La lectura de la historia de México nos confronta con uno de sus vicios inexpugnables, el de la interpretación maniquea. En la mayoría de los relatos en que abreva nuestro pasado suelen perfilarse bandos bien definidos, el de los héroes y el de los traidores, lo mismo que el del vencedor y el del derrotado. Esta tendencia es la que nos inclina a caracterizar a Cuauhtémoc como un mártir y a Cortés como un genocida, y también la que nos permite encumbrar a Miguel Hidalgo como Padre de la patria en detrimento de Agustín de Iturbide, quien jugó un papel más importante en la baza política que el propio sacerdote para la consecución de la independencia.

La Revolución ofrece múltiples ejemplos de la ambivalencia con que los artífices y caudillos arraigaron en el ánimo popular aun a costa de sus convicciones. Jorge Ibargüengoitia hizo de esa tradición acomodaticia un tratado de la ironía en Los relámpagos de agosto. En un contexto en el que las balas estaban por encima de cualquier argumento y el destino de la oposición era el exterminio, vale la pena traer a la memoria la trayectoria política de uno de los próceres del mausoleo patrio.

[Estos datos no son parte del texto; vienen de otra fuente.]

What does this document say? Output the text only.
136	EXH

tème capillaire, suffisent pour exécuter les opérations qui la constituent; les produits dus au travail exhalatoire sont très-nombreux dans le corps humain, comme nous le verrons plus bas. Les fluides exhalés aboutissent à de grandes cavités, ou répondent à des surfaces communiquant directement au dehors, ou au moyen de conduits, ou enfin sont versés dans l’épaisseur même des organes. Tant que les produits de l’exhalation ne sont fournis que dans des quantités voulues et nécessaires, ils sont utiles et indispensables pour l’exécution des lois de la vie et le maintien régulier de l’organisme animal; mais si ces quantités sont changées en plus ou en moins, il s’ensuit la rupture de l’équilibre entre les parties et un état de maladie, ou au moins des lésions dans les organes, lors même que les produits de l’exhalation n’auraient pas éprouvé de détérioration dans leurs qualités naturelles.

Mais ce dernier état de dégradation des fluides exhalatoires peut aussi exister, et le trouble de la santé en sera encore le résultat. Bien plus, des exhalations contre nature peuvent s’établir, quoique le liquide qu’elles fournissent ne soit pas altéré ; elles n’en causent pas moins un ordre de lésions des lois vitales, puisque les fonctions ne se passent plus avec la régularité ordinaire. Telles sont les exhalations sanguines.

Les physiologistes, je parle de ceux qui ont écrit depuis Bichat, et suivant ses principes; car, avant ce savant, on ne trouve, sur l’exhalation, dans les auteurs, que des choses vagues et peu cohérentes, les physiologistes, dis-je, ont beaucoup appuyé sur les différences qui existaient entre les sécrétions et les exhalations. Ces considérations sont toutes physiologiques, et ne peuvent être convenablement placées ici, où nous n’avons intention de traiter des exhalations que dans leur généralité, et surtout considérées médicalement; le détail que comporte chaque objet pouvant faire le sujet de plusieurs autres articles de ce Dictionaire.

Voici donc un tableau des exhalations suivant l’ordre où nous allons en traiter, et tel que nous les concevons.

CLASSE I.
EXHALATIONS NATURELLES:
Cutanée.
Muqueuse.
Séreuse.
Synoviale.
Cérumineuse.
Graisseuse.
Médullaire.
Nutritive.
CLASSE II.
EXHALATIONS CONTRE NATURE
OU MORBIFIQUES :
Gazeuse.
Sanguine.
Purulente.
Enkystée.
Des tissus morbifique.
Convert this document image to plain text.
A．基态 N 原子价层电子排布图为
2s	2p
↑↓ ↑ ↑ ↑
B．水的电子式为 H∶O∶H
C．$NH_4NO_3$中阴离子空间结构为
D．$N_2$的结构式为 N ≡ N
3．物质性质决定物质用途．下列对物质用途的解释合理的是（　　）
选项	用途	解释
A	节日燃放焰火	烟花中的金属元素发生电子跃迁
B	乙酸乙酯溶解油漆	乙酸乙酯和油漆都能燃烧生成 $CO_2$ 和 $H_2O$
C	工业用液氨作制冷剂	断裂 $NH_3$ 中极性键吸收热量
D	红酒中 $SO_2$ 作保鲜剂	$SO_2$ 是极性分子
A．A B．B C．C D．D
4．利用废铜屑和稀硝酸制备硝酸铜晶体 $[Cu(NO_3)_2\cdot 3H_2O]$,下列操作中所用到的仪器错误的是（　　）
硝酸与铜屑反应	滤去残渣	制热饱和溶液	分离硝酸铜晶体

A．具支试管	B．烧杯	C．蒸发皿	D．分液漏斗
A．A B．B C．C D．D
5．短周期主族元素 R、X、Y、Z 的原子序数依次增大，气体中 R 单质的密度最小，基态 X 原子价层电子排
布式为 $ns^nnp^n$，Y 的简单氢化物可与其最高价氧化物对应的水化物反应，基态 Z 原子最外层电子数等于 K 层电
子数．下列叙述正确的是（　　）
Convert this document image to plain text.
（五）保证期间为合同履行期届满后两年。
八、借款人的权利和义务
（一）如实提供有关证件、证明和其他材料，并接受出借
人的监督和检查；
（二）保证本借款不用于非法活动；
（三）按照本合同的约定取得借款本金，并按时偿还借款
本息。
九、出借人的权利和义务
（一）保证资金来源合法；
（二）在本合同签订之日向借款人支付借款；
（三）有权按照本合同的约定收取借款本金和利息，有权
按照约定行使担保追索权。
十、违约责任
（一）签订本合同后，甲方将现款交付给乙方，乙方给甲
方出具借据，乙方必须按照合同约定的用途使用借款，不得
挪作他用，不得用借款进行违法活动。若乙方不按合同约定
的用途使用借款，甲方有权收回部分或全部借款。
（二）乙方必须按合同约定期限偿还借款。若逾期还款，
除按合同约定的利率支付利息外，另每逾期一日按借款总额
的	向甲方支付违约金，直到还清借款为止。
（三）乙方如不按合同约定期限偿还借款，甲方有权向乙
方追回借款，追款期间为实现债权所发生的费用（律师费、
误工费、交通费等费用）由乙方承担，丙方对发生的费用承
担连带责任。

Lázaro Cárdenas, general y a la postre presidente de México, dio muestras, desde su juventud, de poseer una virtud por aquel entonces muy poco valorada: la prudencia. Aunque apenas terminó la primaria, para 1913 ya servía con las fuerzas antihuertistas. Luego de la Convención de Aguascalientes militó en el villismo para, por último, proclamarse constitucionalista. Sus cambios de filiación política no le impidieron hacerse de la confianza de Plutarco Elías Calles, uno de los hombres que conoció en campaña y quien sería determinante en su futuro. El 23 de abril de 1920 Cárdenas secundó el Plan de Agua Prieta y, a partir de entonces, se ganó un lugar como uno de los colaboradores más valiosos de Calles.

Pese a su creciente prestigio, no contaba con el reconocimiento de Álvaro Obregón, el otro integrante del binomio sonorense que por entonces regía el país. De hecho, la opinión que Obregón tenía de Cárdenas no era alentadora, incluso llegó a referirse a él como “un tarugo con iniciativa”. Tras la muerte del manco de Celaya, Calles creó el Partido Nacional Revolucionario con el afán de convertirse en el principal árbitro de los debates nacionales. Así, durante el periodo que corrió de 1928 a 1934 no hubo más Jefe Máximo que el de Guaymas. Para confirmar su poder, luego de su periodo presidencial, se instaló en una casa de la colonia Anzures desde la que se lograba apreciar el Castillo de Chapultepec, residencia del Ejecutivo. Por ello se decía: “Allí vive el presidente, pero el que manda vive enfrente”.

De hecho, cuando gobernó Portes Gil, Calles fue designado secretario de Guerra y Marina, cargo que repitió con Ortiz Rubio. En 1933, Abelardo L. Rodríguez le comisionó la Secretaría de Hacienda. Cárdenas, entretanto, se mantuvo en silencio. Su recompensa llegó a mediados de ese año, cuando la cúpula del partido lo ungió como candidato.

Cárdenas asumió la presidencia el 1 de diciembre de 1934. Una de sus primeras decisiones consistió en mudarse a Los Pinos. La segunda, fue revertir los intereses ligados al callismo, lo que generó la discordia, la guerra de declaraciones y el enrarecimiento del clima político. Ante la presión, Cárdenas denunció el propósito de Calles de intervenir en el gobierno y declaró que su actitud era “una traición a México y a la Revolución al querer desprestigiar el sacrificio del pueblo mexicano”.

El 10 de abril de 1936, el Presidente aplicó la razón de Estado y expulsó del país al Jefe Máximo. Se cuenta que cuando los ejecutores de la orden llegaron por la madrugada a la casa de la Anzures, Calles se encontraba en pijama leyendo Mi lucha, de Adolfo Hitler. Acostumbrado al derramamiento de sangre, es muy probable que Calles pensara que sería asesinado. No fue así. Cárdenas actuó institucionalmente, fiel al amigo y a la prudencia que lo había caracterizado.

Luego de un lustro en el exilio, Ávila Camacho invitó a Calles a regresar al país. Cárdenas no se opuso, demostrando que la amistad tenía raíces más profundas que las circunstancias políticas. Hoy yacen juntos en el Monumento a la Revolución, héroe y villano. Caras de una misma moneda, ambos fallecieron un 19 de octubre.